Education Dept. Considers Tougher Rules On Loan Forgiveness In Fraud Cases
Updated at 5:15 p.m. ET
Trying to change Obama-era rules, the Trump administration is one step closer to making it more difficult for students to have loan debt wiped clean in cases involving fraud by universities.
The Department of Education has been making incremental moves toward watering down the policies for months, but a draft proposal obtained by Politico, lays out the administration's new vision, which places a higher burden of proof on students seeking to obtain debt forgiveness and requires applicants to individually present evidence that their college's deception was intentional.
The existing program, called Borrower Defense to Repayment, provides relief to federal student loan borrowers who attended a school that misled them or engaged in other misconduct in violation of certain laws.
Education Secretary Betsy DeVos convened a special committee to rewrite the policy in June, saying the regulations are "overly burdensome and confusing" and need to be streamlined.

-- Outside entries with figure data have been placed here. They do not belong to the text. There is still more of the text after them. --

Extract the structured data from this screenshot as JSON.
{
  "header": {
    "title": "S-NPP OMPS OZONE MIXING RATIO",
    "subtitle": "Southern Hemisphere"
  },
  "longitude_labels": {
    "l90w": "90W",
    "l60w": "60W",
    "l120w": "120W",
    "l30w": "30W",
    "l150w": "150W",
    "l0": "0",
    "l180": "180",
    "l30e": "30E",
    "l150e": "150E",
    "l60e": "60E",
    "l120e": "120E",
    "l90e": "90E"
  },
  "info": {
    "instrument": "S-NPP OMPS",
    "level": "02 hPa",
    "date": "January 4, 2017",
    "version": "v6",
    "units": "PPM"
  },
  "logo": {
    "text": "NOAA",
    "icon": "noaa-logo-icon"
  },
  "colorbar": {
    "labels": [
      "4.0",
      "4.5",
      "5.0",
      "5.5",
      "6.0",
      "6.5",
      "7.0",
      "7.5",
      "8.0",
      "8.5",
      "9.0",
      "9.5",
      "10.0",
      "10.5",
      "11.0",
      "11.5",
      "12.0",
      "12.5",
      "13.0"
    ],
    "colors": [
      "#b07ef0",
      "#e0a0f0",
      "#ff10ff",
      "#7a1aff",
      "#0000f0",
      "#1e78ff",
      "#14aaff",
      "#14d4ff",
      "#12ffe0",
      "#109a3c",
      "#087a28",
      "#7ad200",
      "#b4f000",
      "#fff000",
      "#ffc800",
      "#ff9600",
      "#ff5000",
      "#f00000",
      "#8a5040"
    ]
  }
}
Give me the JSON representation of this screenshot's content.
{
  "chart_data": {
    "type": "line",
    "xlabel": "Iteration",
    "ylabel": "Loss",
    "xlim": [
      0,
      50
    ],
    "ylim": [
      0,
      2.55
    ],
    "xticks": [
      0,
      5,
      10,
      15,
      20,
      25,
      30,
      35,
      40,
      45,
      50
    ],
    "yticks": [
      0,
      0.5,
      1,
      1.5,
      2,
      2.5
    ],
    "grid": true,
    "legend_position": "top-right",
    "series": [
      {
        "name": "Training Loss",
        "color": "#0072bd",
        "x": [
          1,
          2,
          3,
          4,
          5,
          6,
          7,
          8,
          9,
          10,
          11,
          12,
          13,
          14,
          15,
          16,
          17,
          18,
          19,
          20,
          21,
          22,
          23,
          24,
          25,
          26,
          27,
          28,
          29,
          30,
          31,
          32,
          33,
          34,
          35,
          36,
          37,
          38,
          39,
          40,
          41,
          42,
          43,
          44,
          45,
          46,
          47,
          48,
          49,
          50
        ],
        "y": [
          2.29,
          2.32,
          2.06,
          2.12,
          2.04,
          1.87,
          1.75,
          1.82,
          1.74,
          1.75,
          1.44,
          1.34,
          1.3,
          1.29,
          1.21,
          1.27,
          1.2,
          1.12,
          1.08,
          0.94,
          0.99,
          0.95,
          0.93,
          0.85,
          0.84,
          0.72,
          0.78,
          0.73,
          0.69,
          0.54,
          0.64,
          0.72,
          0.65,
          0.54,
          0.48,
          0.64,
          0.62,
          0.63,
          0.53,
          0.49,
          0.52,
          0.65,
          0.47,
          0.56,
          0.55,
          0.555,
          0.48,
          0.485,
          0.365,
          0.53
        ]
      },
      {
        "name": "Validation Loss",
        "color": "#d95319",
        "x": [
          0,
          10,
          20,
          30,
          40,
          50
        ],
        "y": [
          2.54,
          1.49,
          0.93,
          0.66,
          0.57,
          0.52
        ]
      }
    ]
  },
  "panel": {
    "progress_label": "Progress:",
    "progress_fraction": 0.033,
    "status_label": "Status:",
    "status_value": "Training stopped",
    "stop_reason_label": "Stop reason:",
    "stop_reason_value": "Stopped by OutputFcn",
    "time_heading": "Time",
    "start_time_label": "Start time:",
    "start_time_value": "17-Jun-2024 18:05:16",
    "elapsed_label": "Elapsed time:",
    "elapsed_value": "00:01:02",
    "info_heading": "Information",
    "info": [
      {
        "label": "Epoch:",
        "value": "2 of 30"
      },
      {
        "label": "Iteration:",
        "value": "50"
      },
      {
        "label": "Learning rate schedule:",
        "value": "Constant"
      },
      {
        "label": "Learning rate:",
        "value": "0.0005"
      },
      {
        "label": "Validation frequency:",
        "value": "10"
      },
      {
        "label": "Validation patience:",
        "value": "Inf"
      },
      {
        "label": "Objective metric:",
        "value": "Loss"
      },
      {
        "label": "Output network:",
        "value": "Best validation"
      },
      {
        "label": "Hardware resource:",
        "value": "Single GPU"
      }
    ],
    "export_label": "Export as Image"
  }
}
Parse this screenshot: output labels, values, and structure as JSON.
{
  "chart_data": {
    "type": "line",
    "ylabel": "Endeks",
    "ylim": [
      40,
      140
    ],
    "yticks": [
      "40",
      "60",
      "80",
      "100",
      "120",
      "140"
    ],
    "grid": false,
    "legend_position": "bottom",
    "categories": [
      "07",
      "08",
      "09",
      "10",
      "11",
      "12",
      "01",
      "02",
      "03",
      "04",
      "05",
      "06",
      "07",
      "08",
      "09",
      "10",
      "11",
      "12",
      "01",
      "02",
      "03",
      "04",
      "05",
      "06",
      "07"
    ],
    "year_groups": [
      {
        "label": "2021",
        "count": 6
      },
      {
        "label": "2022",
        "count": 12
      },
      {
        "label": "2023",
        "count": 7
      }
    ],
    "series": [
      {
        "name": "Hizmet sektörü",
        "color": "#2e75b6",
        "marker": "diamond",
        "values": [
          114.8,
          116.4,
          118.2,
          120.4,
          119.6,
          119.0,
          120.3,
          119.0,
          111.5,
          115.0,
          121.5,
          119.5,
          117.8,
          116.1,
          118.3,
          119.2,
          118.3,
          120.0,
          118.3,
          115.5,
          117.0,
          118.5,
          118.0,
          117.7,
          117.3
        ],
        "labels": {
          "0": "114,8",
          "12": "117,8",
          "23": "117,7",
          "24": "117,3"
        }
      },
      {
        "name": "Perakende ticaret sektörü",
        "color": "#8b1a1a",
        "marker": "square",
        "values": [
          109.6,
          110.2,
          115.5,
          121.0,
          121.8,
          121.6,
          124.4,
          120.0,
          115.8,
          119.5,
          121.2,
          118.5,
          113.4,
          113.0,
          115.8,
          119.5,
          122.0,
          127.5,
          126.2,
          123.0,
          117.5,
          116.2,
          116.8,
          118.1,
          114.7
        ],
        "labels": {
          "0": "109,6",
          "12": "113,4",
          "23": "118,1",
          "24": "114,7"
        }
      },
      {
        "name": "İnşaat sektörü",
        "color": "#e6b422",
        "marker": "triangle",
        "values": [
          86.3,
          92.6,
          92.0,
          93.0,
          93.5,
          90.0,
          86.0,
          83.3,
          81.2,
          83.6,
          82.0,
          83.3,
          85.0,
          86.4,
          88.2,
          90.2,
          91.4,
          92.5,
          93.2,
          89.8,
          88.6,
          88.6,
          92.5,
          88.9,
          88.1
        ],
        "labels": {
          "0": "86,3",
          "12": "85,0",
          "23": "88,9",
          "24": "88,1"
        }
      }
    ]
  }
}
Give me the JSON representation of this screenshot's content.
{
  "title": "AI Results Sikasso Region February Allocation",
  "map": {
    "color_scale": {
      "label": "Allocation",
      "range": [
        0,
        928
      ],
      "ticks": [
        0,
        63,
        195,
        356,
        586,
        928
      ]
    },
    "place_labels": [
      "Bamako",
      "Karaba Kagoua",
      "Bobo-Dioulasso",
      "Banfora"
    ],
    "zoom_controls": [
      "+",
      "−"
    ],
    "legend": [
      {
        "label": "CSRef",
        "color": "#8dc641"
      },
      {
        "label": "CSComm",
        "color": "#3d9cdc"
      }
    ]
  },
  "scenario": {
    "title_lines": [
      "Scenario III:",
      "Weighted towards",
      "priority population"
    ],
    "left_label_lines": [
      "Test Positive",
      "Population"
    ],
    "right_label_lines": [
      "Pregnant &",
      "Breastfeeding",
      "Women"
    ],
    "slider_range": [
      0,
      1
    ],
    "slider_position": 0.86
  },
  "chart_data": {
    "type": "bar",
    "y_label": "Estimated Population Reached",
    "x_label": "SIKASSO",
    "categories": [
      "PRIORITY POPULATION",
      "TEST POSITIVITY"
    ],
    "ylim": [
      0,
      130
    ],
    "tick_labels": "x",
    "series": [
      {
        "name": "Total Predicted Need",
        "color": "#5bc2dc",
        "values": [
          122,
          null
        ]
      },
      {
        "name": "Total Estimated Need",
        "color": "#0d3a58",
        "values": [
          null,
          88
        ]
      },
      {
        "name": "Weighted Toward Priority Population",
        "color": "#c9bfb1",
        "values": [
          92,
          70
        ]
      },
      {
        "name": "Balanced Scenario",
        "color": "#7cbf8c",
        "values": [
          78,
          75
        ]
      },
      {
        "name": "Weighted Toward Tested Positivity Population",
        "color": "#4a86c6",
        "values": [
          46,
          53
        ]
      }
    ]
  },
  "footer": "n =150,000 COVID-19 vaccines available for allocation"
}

"It is the Department's aim, and this Administration's commitment, to protect students from predatory practices while also providing clear, fair and balanced rules for colleges and universities to follow," DeVos said in a statement at the time.
According to Politico, the draft proposal says applicants would have to establish "clear and convincing evidence" of their fraud claim. This is a change from the standard set under President Barack Obama, which required only a "preponderance of evidence."
Additionally, the proposal says borrowers must "demonstrate that the college's misrepresentation to them was intentional – or at least reflected 'a reckless disregard for the truth'." Finally, a person seeking to erase a debt must prove that the misrepresentation led to monetary damage.
Among other possible changes is a reduction in the time allotted to file a claim, from six years to three years "of the date the borrower discovered, or reasonably should have discovered, the misrepresentation."
Since the Obama policies were implemented, DeVos has said, many for-profit colleges have complained that definitions of misrepresentation and breach of contract are too broad and that institutions lacked meaningful due process.
The rules were introduced in 2016 in response to several high-profile cases in which for-profit institutions — including Corinthian Colleges, DeVry and ITT Tech — committed widespread fraud by lying about job placement rates and used other deceptive tactics to lure students into enrolling.
A Department of Education official told members of Congress in July that the Trump administration had not approved any applications for student-loan forgiveness and that it had stopped reviews of any new claims since the start of the administration.
Records released to Sen. Richard Durbin, D-Ill., show the department received nearly 15,000 new applications from borrowers who say they were victims of fraud between Jan. 20 and July 5.
A department spokeswoman said the moratorium on reviewing new applications would remain until a new system to adjudicate pending claims had been developed.
The Associated Press reported that in the final year of the Obama administration, the department approved more than 28,000 claims filed by former students of Corinthian Colleges. Those claims totaled $558 million.
In June, NPR reported that attorneys general from 18 states and Washington, D.C., filed suit against DeVos and her department, accusing DeVos of breaking federal law and giving free rein to for-profit colleges by rescinding the borrower defense rule.
The rule had been put on hold less than one month after DeVos said her agency would re-evaluate it.
NPR has requested a copy of the draft proposal.
The potential rules will be discussed next week at a three-day meeting starting Monday of the special committee assembled by DeVos, according to Education Department spokesman Alberto Betancourt. It is the second round of negotiations to establish new guidelines.